I think that rather depends on what 'max' one is looking for. In this case the 'max' in question is the largest 2^(n-1) - 1 that can be exactly represented in floating form (IEEE 754 64-bit binary). This value corresponds to the maximum (positive) value of an n bit +ve 2's complement integer -- which was the object of interest.

Update: in the interests of clarity, the striken stuff in the next two paragraphs may be ignored, and in the second of the two, the underlined stuff replaces the striken stuff.

The reason this works is because when i = 54 the normalised intermediate result of the floating point sum (2^54) - 1 is 54 '1's, thus: 1.111...111:1 where the '.' is the binary point, the 111...111 is the 52 bit fraction, and the :1 is the rounding bit. This is then rounded to even. (I'll gloss over how and why this is round to even and not round up.)

Whereas, when i = 53 for (2^53) - 1 the intermediate result is 53 '1's, so no rounding, and there is an all '1's mantissa, which is what one was looking for.

The point was to show that a useful subset of the values representable in floating point form contains all the values of a signed (2's complement) integer of at most 54 bits.

I was not trying to show how many other integer values can be exactly represented as floating point values. One of those is +2^53, which just happens to be right next to the maximum 54-bit signed (2's and 1's complement) integer value. So what ?

I think that rather depends on what 'max' one is looking for.

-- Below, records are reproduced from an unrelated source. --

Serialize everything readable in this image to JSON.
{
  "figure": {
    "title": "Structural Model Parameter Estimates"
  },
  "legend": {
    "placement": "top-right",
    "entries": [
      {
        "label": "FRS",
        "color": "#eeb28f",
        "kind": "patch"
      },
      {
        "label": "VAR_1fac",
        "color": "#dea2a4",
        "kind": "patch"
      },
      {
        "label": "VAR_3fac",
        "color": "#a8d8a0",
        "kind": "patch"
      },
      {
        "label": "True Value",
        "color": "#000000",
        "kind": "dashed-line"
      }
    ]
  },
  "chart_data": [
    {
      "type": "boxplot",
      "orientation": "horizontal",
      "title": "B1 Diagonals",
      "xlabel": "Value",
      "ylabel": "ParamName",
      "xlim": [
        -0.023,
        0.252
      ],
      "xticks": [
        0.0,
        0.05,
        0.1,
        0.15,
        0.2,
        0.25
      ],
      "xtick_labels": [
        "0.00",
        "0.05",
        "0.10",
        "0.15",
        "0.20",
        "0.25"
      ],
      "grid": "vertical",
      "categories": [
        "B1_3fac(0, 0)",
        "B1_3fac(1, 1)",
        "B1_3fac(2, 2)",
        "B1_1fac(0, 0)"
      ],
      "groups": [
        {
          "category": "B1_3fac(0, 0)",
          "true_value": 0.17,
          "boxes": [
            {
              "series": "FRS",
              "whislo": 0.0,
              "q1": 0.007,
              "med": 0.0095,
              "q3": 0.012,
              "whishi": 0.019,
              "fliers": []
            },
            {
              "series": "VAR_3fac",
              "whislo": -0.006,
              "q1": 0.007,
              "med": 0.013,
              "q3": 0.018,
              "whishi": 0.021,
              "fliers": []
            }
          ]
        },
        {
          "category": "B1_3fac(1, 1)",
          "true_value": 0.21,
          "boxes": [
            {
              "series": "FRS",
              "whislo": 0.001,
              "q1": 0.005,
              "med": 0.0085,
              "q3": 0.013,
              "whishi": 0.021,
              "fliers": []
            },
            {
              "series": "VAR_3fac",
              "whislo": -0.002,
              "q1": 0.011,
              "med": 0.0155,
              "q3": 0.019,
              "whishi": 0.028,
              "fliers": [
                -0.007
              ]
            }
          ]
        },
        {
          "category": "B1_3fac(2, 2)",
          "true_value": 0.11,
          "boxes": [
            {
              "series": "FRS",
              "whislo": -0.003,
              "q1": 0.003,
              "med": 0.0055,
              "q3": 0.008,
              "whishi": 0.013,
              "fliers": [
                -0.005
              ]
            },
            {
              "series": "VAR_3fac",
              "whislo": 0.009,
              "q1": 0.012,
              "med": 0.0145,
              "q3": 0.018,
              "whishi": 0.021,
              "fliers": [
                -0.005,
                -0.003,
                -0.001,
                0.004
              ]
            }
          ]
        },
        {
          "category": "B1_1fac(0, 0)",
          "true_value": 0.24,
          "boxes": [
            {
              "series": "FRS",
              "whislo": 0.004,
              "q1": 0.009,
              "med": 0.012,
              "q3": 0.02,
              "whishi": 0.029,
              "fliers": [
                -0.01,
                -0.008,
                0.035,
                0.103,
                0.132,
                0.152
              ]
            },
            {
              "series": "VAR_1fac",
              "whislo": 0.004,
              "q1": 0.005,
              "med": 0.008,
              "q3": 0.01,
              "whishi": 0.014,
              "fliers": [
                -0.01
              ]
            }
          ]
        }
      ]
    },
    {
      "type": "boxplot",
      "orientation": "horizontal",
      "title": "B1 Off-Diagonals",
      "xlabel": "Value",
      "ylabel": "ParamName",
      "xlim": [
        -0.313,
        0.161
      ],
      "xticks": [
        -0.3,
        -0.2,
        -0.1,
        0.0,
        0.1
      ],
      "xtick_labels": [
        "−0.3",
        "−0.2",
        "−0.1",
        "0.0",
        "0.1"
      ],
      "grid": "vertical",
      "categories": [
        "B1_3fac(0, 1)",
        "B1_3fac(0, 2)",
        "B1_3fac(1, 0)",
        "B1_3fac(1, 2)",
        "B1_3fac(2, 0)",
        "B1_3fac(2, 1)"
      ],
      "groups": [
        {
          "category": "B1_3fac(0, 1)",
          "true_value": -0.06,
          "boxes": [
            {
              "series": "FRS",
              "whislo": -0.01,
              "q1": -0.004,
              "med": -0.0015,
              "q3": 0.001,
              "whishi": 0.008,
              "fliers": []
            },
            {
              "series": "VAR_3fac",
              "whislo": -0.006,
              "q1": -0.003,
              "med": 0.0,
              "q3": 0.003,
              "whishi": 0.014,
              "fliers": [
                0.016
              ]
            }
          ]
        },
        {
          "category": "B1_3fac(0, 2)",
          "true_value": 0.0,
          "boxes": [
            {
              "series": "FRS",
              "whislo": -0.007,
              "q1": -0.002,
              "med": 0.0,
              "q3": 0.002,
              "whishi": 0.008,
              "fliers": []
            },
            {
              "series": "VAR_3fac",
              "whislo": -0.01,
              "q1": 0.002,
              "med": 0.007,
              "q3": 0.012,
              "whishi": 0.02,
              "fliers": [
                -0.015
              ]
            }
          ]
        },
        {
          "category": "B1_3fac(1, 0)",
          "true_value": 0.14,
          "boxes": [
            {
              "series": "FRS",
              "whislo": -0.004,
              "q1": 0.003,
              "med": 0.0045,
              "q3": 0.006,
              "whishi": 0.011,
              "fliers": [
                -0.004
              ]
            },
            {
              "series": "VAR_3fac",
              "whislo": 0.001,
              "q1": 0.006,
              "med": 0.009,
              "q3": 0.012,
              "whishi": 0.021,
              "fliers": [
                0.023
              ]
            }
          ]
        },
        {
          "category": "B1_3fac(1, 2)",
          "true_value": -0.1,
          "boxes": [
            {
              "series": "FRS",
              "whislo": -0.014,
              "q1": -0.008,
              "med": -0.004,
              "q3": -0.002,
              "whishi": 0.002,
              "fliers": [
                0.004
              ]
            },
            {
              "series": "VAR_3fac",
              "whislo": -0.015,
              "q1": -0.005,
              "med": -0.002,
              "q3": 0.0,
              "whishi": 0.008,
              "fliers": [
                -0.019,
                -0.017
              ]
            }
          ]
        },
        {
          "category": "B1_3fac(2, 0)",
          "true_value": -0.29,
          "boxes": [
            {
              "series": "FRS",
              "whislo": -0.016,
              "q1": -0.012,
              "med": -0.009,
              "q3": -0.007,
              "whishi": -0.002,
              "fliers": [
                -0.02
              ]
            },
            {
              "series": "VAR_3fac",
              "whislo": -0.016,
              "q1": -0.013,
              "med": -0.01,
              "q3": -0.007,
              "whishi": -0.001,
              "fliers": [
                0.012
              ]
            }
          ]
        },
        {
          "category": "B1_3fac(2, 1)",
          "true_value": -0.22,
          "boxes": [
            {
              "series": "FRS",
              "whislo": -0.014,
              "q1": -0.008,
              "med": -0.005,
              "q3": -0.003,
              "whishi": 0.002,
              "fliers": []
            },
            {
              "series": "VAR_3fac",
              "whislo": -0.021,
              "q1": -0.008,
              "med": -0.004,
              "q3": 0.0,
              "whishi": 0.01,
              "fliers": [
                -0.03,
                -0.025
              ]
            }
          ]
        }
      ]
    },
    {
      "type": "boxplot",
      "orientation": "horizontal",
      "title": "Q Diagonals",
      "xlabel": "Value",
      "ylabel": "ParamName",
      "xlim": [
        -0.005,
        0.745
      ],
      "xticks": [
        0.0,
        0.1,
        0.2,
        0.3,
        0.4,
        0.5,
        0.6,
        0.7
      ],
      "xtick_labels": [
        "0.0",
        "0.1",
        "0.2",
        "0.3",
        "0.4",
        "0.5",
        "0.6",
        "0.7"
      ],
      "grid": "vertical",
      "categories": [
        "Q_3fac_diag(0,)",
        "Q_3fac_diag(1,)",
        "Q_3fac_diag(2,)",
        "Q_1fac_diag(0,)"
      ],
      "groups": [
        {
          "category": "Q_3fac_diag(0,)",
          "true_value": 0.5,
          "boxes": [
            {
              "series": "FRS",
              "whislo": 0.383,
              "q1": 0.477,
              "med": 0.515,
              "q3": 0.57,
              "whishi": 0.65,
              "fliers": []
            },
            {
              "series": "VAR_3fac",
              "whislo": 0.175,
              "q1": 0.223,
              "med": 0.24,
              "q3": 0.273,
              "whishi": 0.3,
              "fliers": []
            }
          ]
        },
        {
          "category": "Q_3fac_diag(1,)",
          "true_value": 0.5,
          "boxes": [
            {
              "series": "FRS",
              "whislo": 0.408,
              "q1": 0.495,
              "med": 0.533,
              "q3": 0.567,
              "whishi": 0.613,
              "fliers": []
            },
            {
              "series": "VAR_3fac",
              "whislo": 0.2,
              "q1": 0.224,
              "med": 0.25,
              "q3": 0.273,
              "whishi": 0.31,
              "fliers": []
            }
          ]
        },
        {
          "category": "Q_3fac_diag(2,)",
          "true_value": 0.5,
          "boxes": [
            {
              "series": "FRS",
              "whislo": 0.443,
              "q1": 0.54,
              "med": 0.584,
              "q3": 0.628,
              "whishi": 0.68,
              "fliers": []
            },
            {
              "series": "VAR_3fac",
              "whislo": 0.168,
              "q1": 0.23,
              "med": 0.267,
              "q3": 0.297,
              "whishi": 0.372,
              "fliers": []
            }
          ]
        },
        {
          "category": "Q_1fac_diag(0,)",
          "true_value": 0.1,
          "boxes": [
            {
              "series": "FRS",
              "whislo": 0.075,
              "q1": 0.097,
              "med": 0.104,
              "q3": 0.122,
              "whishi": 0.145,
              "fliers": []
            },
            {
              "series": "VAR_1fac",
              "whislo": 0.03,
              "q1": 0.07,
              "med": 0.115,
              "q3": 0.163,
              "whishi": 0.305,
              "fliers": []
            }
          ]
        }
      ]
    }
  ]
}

We were talking about the size of the largest range of integers that can accurately be represented by double-precision floats. That's given by floor(log2($upper-$lower+1)). And in this case, the upper bound of that range is 2**53. If the range was -1000..64535, then answer would be 16, not 9 or 15.

This is then rounded to even.

I didn't follow what you said in that paragraph, but there's no rounding involved in storing 2**53 in a float. It's stored precisely (Sign = 0, Exponent = 53, Mantissa = 0).

We were talking about the size of the largest range of integers that can accurately be represented by double-precision floats.

Ah. I see where the confusion arises. However, what I was addressing was how that can be expressed in terms of an n-bit signed integer, saying:

So, for practical purposes a 64-bit IEEE-754 double precision floating point value can act as a 54-bit signed integer (with the usual 2's complement -ve values).

The range of integers that can be represented is, of course, -(2^53)..+(2^53) (inclusive) -- in the sense that there are no gaps between the integers in that range. Outside that range there are gaps, for example ((2^53)+2) exists, but ((2^53)+1) does not. (Lurking inside that range is -0, but we're glossing over that.)

However, we're pretty familiar with the properties of an n-bit signed integer. In those terms, we have a 54-bit signed integer, noting the limitations of this, including:

• it misses out the "extra" +(2^53) value.

• it is strictly a signed integer -- there is no 54-bit unsigned integer.

• while it's unlikely you'll ever see one, there is -0.

• all arithmetic is floating point (!), so don't expect, for example, signed integer overflow or underflow behaviour !

I think those are the important caveats. (Noting that these days "signed" is implicitly "two's complement".)

I didn't follow what you said in that paragraph, but there's no rounding involved in storing 2**53 in a float.

I couldn't see where I'd talked about storing 2^53 in a float. However, I've updated the posting and hope that has reduced any scope for confusion. If it's still not clear, I'll be happy to keep improving it :-)

---

(Off topic).

It's reaching back a fair way... the old CDC's used one's complement integers and one's complement reals ! But I doubt any of those are still running.

Does anyone know of a not two's complement machine actual use these days ?

Or, for that matter, not IEEE-754 floating point ?

---

The C99 standard has a good definition of "Integer types". I have the ISO/IEC 9899:1999 (E) in front of me. I imagine that this refects most people's understanding of integers.

It specifies that the representation of a signed integer comprises a number of "value bits" and a "sign bit". (Leaving aside the optional "padding bits".)

It specifies that the value part represents values in the range 0..((2^M)-1), where M is the number of value bits. This is the value of the integer when the sign bit is zero.

It specifies the value of the integer when the sign bit is one, allowing for sign and magnitude, two's complement and one's complement implementations of negative integers.

The precision is defined to be the number of value bits. The width is defined to be the number of value and sign bits (so is one greater than the precision, for signed integers).

In these terms, the "integer range" of IEEE-754 double floating point format approximates most closely to a sign and magnitude signed integer with 53-bit precision -- but that leaves out -(2^53) as well as +(2^53) !